In my Religion and Philosophy class last year, I was exposed to different philosophies’ beliefs regarding the meaning of life. In Daoism, the meaning of life meant following the “Way,” an abstract concept that cannot be standardized. In Stoicism, it meant being dispassionate and pursuing perfection through reason. In Epicureanism, it meant freeing yourself from pain by living a relatively “horizontal” life. For me, it’s fascination. Not the typical academic fascination that we usually think of, but the fascination that comes with human interaction.
Over the course of my life, I have met many fascinating souls. These people all possessed an air of individuality that, to this day, I have not found in any others. Two of them I shall share today.
In eighth grade, I had an English teacher whom I will refer to as Ms. Mary. During the first semester of the year, our class read Charlotte Brontë’s “Jane Eyre.” We had daily quizzes to confirm that we had read the assigned chapters, but the frequency of these quizzes was not what would make me remember Ms. Mary forever. Rather, it was the questions on them. To this day, I still remember that Lowood Institution was 50 miles away from the chapel, and I still remember the question I missed on my final: “what color were Mr. Rochester’s curtains?” Blue and golden. If you’re thinking that the number 50 and the colors blue and golden held any significance in the novel, I regretfully have to disagree with you.
During the process of trying to remember all the miniscule, rather insignificant details, I admit I struggled. Even though it was always an unpredictable game of testing my memory the next day, I still feared missing an age of a character, a random distance, or the apparel of a passerby on the street. Of course, I had already learned to love this teacher, so it was never an overwhelming amount of fear, just a little tension that persisted throughout the term.
Oddly enough, I soon realized that I was fascinated not only by her unique character that previously existed out of my imagination, but also by the unexpected impact that her ways had on me. Though mildly annoying through the process, her approach had added an unforeseen joy by the time I finished the book. For the first time, I felt a certain mastery toward a book, an optimism that perhaps nobody could know more about “Jane Eyre” than the author herself and those in my class. Looking back, I now smile at those memories in the classroom. I laugh at how I could never really be mad at missing a question because of how hilariously ridiculous the question was. I guess my fascination started as early on as then, as an initial annoyance at Ms. Mary for asking such random questions would almost always immediately die down, and a new wave of ironical, inexplicable warmth––now recognizable as subconscious appreciation––would pass by.

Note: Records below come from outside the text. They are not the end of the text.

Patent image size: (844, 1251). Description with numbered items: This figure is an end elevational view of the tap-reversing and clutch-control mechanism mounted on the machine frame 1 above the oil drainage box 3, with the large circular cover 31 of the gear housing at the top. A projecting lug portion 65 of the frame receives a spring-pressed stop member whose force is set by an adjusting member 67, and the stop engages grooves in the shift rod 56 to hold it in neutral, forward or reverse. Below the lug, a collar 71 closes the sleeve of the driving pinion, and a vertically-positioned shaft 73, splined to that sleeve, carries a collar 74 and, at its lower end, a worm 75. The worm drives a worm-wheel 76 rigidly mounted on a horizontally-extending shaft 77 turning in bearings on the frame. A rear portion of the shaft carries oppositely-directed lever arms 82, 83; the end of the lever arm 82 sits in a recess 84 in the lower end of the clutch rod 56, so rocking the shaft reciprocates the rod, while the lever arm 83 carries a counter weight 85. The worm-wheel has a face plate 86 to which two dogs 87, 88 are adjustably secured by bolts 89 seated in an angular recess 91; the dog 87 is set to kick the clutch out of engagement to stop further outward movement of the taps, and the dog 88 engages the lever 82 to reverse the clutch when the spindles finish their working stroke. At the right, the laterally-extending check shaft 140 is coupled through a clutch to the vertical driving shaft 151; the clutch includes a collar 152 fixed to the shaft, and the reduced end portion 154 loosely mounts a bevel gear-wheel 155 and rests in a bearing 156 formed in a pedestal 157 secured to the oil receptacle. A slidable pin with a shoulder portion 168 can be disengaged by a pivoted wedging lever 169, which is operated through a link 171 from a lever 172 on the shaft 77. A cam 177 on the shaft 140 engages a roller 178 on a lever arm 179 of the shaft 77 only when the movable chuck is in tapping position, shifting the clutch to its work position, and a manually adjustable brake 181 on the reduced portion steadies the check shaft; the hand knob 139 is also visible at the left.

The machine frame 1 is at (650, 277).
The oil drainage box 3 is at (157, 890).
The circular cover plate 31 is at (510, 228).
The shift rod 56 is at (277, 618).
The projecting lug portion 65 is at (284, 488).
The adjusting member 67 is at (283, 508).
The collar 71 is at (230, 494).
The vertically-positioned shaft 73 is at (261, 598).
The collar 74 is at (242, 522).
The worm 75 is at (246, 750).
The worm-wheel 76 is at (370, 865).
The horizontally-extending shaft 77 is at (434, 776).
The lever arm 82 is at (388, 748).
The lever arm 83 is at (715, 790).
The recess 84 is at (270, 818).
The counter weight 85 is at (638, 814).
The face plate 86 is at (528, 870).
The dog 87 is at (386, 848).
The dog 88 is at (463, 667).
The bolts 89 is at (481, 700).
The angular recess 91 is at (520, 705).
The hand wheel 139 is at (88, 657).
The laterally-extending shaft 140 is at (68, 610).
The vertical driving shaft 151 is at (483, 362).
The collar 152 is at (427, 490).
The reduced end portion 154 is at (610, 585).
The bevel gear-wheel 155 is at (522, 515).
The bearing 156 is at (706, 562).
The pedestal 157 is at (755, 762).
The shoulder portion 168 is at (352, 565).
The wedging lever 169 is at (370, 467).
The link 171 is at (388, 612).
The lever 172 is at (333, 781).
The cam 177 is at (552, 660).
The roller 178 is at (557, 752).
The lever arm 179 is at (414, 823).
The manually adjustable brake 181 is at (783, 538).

At Andover, I met someone from my physics class whom I will refer to as Joe. Even though we were only in the same physics class for one term, that time was enough for me to befriend him. I sat behind Joe and could always see what he was doing, if I so desired. I will never forget the day I peeked in front of me and saw, on the table, one of Southwest Airlines’s most distinguishable creations: their bright yellow, red, and blue-striped peanut lunchbox. Inside the lunchbox were not packets of peanuts but instead, stationery. Frankly, to see a peanut box as a pencil case from an airline––and not, in comparison, a brand like Pilot––lying on the table on a random Monday took me by surprise.
I immediately took interest in Joe’s passion for Southwest, and I soon learned that he could practically recite everything and anything from the airline’s website. I learned all about Southwest from its choice to not assign seats, its value compared to other airlines, to the places I could go (and couldn’t go) if I boarded their flights. A few days ago, when I learned that Joe wanted to become an engineer for Southwest in the future, I was not surprised and could only stand in awe of this clear goal at such a young age. I’ll admit: At first, it was Joe’s choice to love an airline that piqued my curiosity, yet as time went on, I realized that it was his passion that impacted me. Similar to Ms. Mary, Joe’s character fascinated me because he had so positively extended beyond the scope of personalities I could imagine.
Since birth, we have read hundreds of stories and vicariously interacted with hundreds of characters, fictional and realistic alike. Every once in a while, we bump into a friend who fascinates us in the same manner as our favorite fictional character. They add a touch of color, a new vibrance, a surprise, into our lives. We become fascinated by their personalities and realize that, with their presence, we consider the most mundane objects and ideas––even a random number in a book, a peanut lunchbox––in a different light. Even with the multitude of human interactions that may convince us to believe in only 19 MBTIs, they break our expectations and exist beyond our imagination of how a character can be.
Together, we make memories with them and guard those memories in the purest places of our heart. That day when we find ourselves accidentally reaccessing those memories, we realize: how lucky are we to meet one fascinating soul, let alone many?